Abstract:

Ion-adsorption type rare earth element (REE) deposits are of strategic significance and commonly occur within deeply weathered profiles in tropical humid regions. However, evaluating their resource potential and delineating prospective zones remain challenging due to complex spatial variability and limited sampling data. In this study, modern techniques including geostatistical interpolation (Kriging) and machine learning models such as Random Forest (RF) and Support Vector Machine (SVM) were integrated to analyze geochemical data and model the spatial distribution of REE across a 10 km² study area. Based on 30 field sampling points and a simulated grid of 10,000 locations, the RF and SVM models were trained to classify prospective zones using REE_sum concentrations. The classification results revealed that the central area exhibited the highest probability of REE enrichment, consistently identified by both RF and SVM models. Kriging interpolation (on a log-transformed scale) showed a clear geochemical gradient with REE concentrations decreasing outward from the center, demonstrating strong spatial continuity. The study area was further subdivided into 500 m × 500 m blocks for resource estimation, resulting in a total calculated resource of approximately 11,300 tonnes of REE, predominantly concentrated in the central blocks.

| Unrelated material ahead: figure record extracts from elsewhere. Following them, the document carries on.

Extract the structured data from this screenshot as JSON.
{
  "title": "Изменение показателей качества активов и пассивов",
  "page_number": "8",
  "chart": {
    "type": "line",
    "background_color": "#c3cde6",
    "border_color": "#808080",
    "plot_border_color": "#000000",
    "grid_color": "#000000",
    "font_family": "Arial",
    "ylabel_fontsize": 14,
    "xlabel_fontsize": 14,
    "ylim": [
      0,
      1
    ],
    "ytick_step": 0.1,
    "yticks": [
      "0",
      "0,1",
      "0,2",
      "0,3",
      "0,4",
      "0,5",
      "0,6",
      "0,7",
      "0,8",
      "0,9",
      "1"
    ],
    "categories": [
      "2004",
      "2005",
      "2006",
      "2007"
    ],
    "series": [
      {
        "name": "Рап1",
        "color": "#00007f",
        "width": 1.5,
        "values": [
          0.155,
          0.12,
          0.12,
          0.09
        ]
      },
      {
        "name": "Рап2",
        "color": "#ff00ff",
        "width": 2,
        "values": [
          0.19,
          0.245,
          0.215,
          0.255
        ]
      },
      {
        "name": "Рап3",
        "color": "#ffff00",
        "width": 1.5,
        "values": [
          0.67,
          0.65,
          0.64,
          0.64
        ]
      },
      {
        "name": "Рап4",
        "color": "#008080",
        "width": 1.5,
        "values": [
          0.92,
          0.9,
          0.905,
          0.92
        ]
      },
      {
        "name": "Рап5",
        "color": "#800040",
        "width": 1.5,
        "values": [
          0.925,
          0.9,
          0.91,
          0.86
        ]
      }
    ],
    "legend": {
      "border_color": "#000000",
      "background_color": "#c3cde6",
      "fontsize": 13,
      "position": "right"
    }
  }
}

A 3D block model was constructed to support spatial visualization and aid in future mine planning. This study demonstrates the effectiveness of integrating Kriging and machine learning models for spatial modeling and resource assessment of ion-adsorption rare earth deposits. Beyond its methodological contribution, the study provides scientific and practical significance by establishing a data-driven workflow applicable to similar REE_sum-based investigations in Vietnam, supporting strategic resource planning.